En 2020, un septennat plus une année sont passés. Macky Sall, réélu le 24 février 2019, vient à nouveau, avec cette même volonté ou résolution. On attendra encore pour juger, avec un brin d’espoir, qu’enfin le Président Macky Sall va s’y tenir cette fois-ci, contre vents et marées.
En effet, nous pouvons nous accorder sur le fait que le temps est réellement venu de travailler ensemble sur la performance de la dépense publique. En effet, l’argent du contribuable n’est pas utilisé à bon escient. Le débat est difficile, car il nous concerne tous et touche à ce que nous devons appeler le contrat social. C’est assurément un combat citoyen. La réduction du train de vie de l’Etat devrait impacter positivement le déficit budgétaire, mais aussi le Président Sall aura beaucoup à gagner, car ce serait un moyen de lutter contre l’arrogance des tenants du pouvoir qui s’exhibent devant les populations avec une ostentation qui pourrait révulser. Ces cohortes de grosses cylindrées rutilantes et toutes sirènes hurlantes, entre autres, creusent assurément un fossé entre les populations et leurs gouvernants.
Les véhicules, l’arbre qui cache la forêt
On retiendra que le président Macky Sall a engagé le gouvernement, le ministre des Finances et du budget notamment, à communiquer autour du processus en cours, avant le déploiement du nouveau système de gestion des véhicules administratifs à partir du 1er avril 2020.
Pour rappel, lors du vote du budget 2020, le ministre des Finances et du budget, Abdoulaye Daouda Diallo, avait expliqué qu’il ressortait des statistiques que le montant décaissé pour les dépenses de véhicules, de 2012 à 2018, s’élevait à 119 milliards de francs Cfa. Pour l’année 2019, il est estimé à 3 milliards 490 millions de francs Cfa. Quant aux prévisions de 2020, c’est un montant de 6 milliards 600 millions de francs Cfa qui est affecté à l’achat des véhicules dont seulement 1 milliard pour la Direction du matériel et du transit administratif (Dmta) qui reste pourtant l’organe approprié pour ce type d’acquisitions. Il y a 5 ans, le montant affecté à la Dmta pour l’acquisition des véhicules était de 6 milliards. Ce chiffre est toutefois assez trompeur, quand on sait que plusieurs départements ministériels, pour contourner les restrictions liées à l’achat de véhicules, se rabattaient vers les agences et les projets sous leur tutelle pour s’approvisionner. C’est ainsi que les dépenses liées à l’achat de véhicules pour les projets et agences pouvaient s’élever à 11 milliards par an. Le gouvernement avait déjà supprimé les bons d’essence pour les remplacer par les cartes magnétiques. Cela permettait d’éviter des fraudes, parce que lesdits bons servaient souvent de monnaie d’échange à certains fonctionnaires assez peu scrupuleux.

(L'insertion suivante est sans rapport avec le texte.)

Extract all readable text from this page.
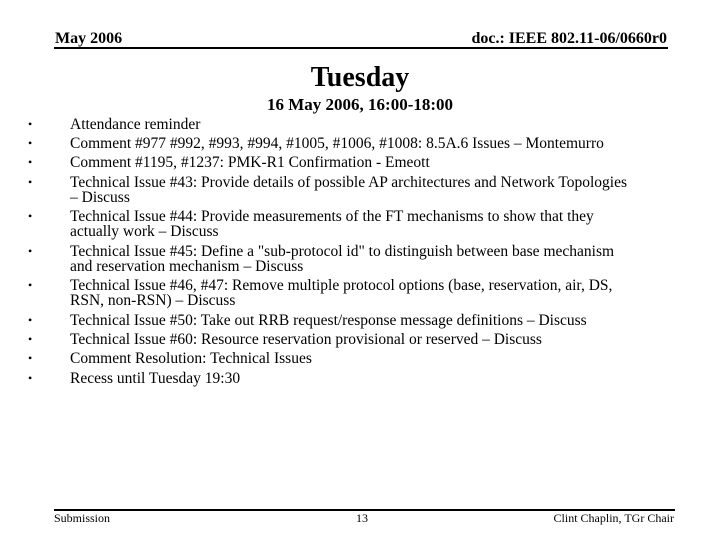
May 2006	doc.: IEEE 802.11-06/0660r0
Tuesday
16 May 2006, 16:00-18:00
• Attendance reminder
• Comment #977 #992, #993, #994, #1005, #1006, #1008: 8.5A.6 Issues – Montemurro
• Comment #1195, #1237: PMK-R1 Confirmation - Emeott
• Technical Issue #43: Provide details of possible AP architectures and Network Topologies
– Discuss
• Technical Issue #44: Provide measurements of the FT mechanisms to show that they
actually work – Discuss
• Technical Issue #45: Define a "sub-protocol id" to distinguish between base mechanism
and reservation mechanism – Discuss
• Technical Issue #46, #47: Remove multiple protocol options (base, reservation, air, DS,
RSN, non-RSN) – Discuss
• Technical Issue #50: Take out RRB request/response message definitions – Discuss
• Technical Issue #60: Resource reservation provisional or reserved – Discuss
• Comment Resolution: Technical Issues
• Recess until Tuesday 19:30
Submission	13	Clint Chaplin, TGr Chair
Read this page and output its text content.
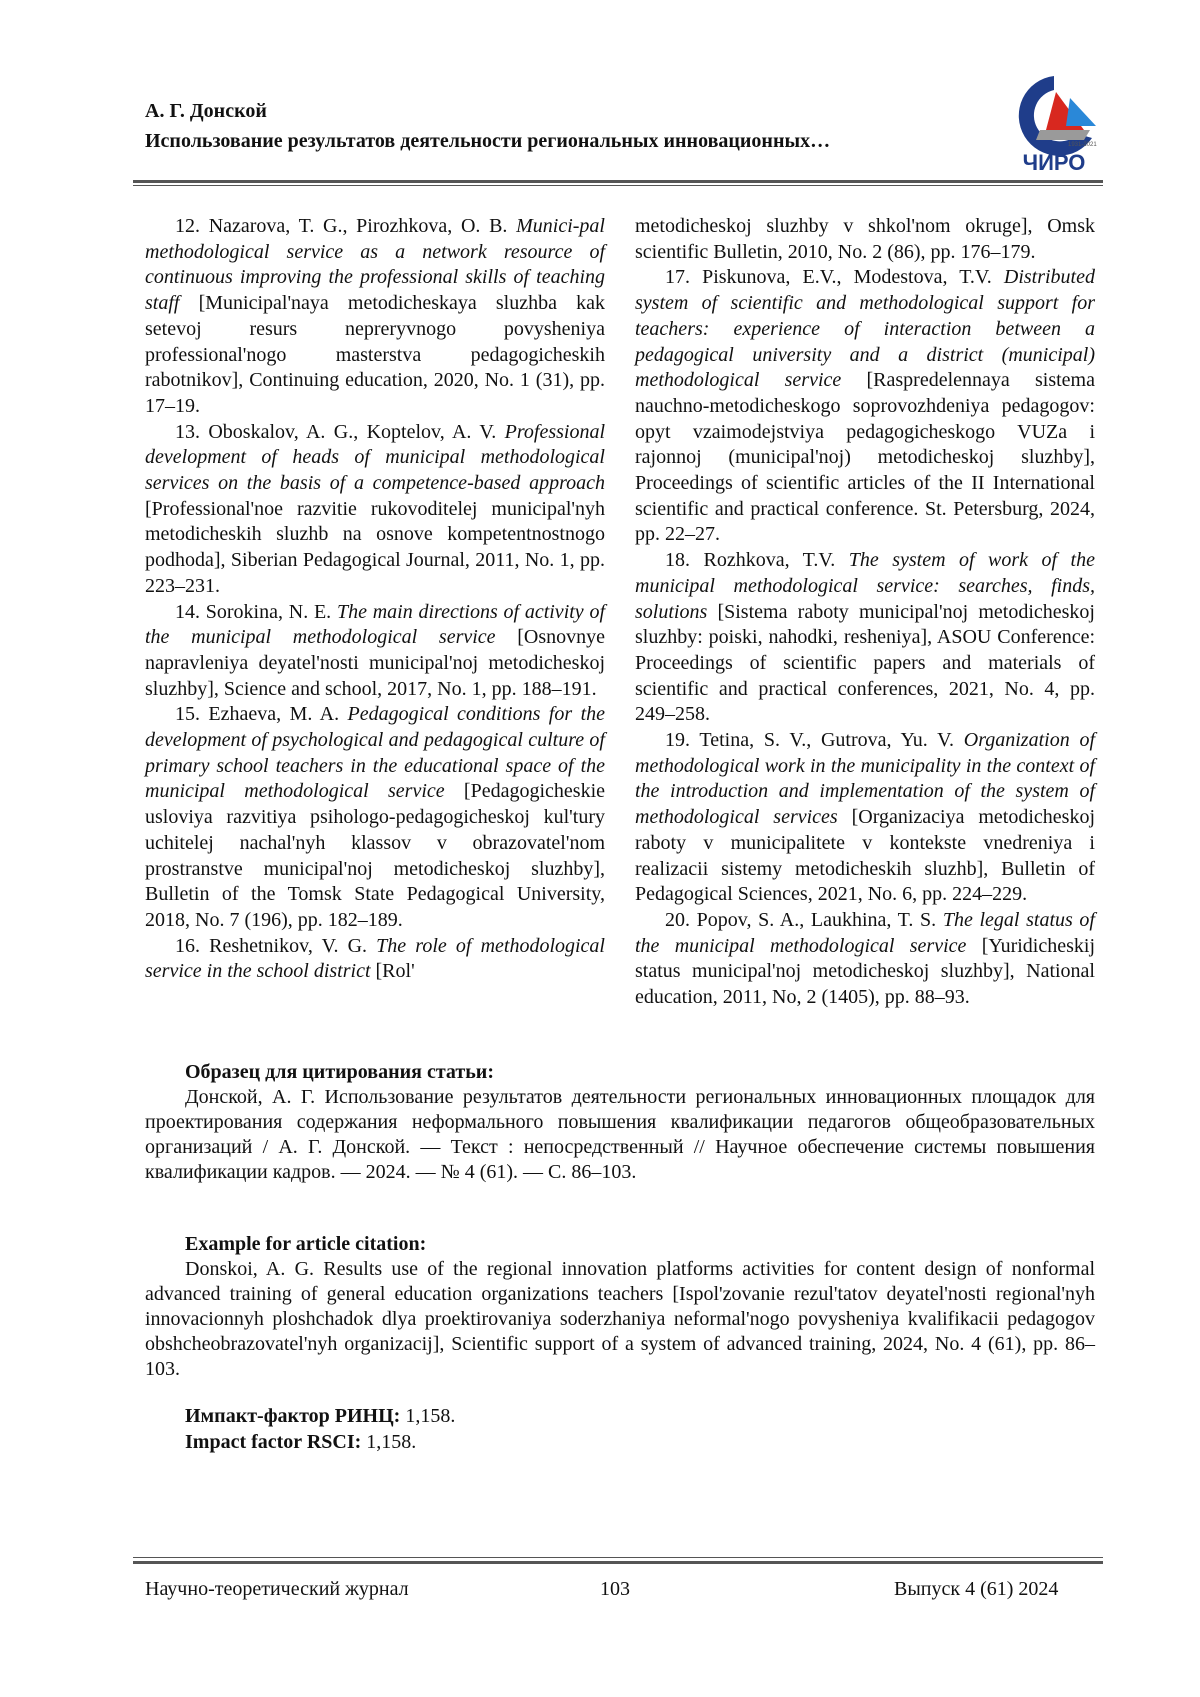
А. Г. Донской
Использование результатов деятельности региональных инновационных…	1931-2021
ЧИРО

12. Nazarova, T. G., Pirozhkova, O. B. Munici-pal methodological service as a network resource of continuous improving the professional skills of teaching staff [Municipal'naya metodicheskaya sluzhba kak setevoj resurs nepreryvnogo povysheniya professional'nogo masterstva pedagogicheskih rabotnikov], Continuing education, 2020, No. 1 (31), pp. 17–19.

13. Oboskalov, A. G., Koptelov, A. V. Professional development of heads of municipal methodological services on the basis of a competence-based approach [Professional'noe razvitie rukovoditelej municipal'nyh metodicheskih sluzhb na osnove kompetentnostnogo podhoda], Siberian Pedagogical Journal, 2011, No. 1, pp. 223–231.

14. Sorokina, N. E. The main directions of activity of the municipal methodological service [Osnovnye napravleniya deyatel'nosti municipal'noj metodicheskoj sluzhby], Science and school, 2017, No. 1, pp. 188–191.

15. Ezhaeva, M. A. Pedagogical conditions for the development of psychological and pedagogical culture of primary school teachers in the educational space of the municipal methodological service [Pedagogicheskie usloviya razvitiya psihologo-pedagogicheskoj kul'tury uchitelej nachal'nyh klassov v obrazovatel'nom prostranstve municipal'noj metodicheskoj sluzhby], Bulletin of the Tomsk State Pedagogical University, 2018, No. 7 (196), pp. 182–189.

16. Reshetnikov, V. G. The role of methodological service in the school district [Rol'

metodicheskoj sluzhby v shkol'nom okruge], Omsk scientific Bulletin, 2010, No. 2 (86), pp. 176–179.

17. Piskunova, E.V., Modestova, T.V. Distributed system of scientific and methodological support for teachers: experience of interaction between a pedagogical university and a district (municipal) methodological service [Raspredelennaya sistema nauchno-metodicheskogo soprovozhdeniya pedagogov: opyt vzaimodejstviya pedagogicheskogo VUZa i rajonnoj (municipal'noj) metodicheskoj sluzhby], Proceedings of scientific articles of the II International scientific and practical conference. St. Petersburg, 2024, pp. 22–27.

18. Rozhkova, T.V. The system of work of the municipal methodological service: searches, finds, solutions [Sistema raboty municipal'noj metodicheskoj sluzhby: poiski, nahodki, resheniya], ASOU Conference: Proceedings of scientific papers and materials of scientific and practical conferences, 2021, No. 4, pp. 249–258.

19. Tetina, S. V., Gutrova, Yu. V. Organization of methodological work in the municipality in the context of the introduction and implementation of the system of methodological services [Organizaciya metodicheskoj raboty v municipalitete v kontekste vnedreniya i realizacii sistemy metodicheskih sluzhb], Bulletin of Pedagogical Sciences, 2021, No. 6, pp. 224–229.

20. Popov, S. A., Laukhina, T. S. The legal status of the municipal methodological service [Yuridicheskij status municipal'noj metodicheskoj sluzhby], National education, 2011, No, 2 (1405), pp. 88–93.

Образец для цитирования статьи:

Донской, А. Г. Использование результатов деятельности региональных инновационных площадок для проектирования содержания неформального повышения квалификации педагогов общеобразовательных организаций / А. Г. Донской. — Текст : непосредственный // Научное обеспечение системы повышения квалификации кадров. — 2024. — № 4 (61). — С. 86–103.

Example for article citation:

Donskoi, A. G. Results use of the regional innovation platforms activities for content design of nonformal advanced training of general education organizations teachers [Ispol'zovanie rezul'tatov deyatel'nosti regional'nyh innovacionnyh ploshchadok dlya proektirovaniya soderzhaniya neformal'nogo povysheniya kvalifikacii pedagogov obshcheobrazovatel'nyh organizacij], Scientific support of a system of advanced training, 2024, No. 4 (61), pp. 86–103.

Импакт-фактор РИНЦ: 1,158.
Impact factor RSCI: 1,158.
Научно-теоретический журнал	103	Выпуск 4 (61) 2024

Il faut donc relever que cet effort de rationalisation des dépenses de l’Etat a commencé depuis quelque temps déjà, et s’était manifesté par la décision de réduire les frais de téléphone ainsi que les indemnités de logement. Ces indemnités sont directement inclues dans le salaire, et les bénéficiaires s’en acquittent directement.
L’ensemble de ces décisions de réduction du train de vie de l’Etat fera passer le pourcentage des dépenses de fonctionnement de l’Etat de 56% l’année dernière à 54% cette année, soit en valeur réelle de plus de 80 milliards de francs.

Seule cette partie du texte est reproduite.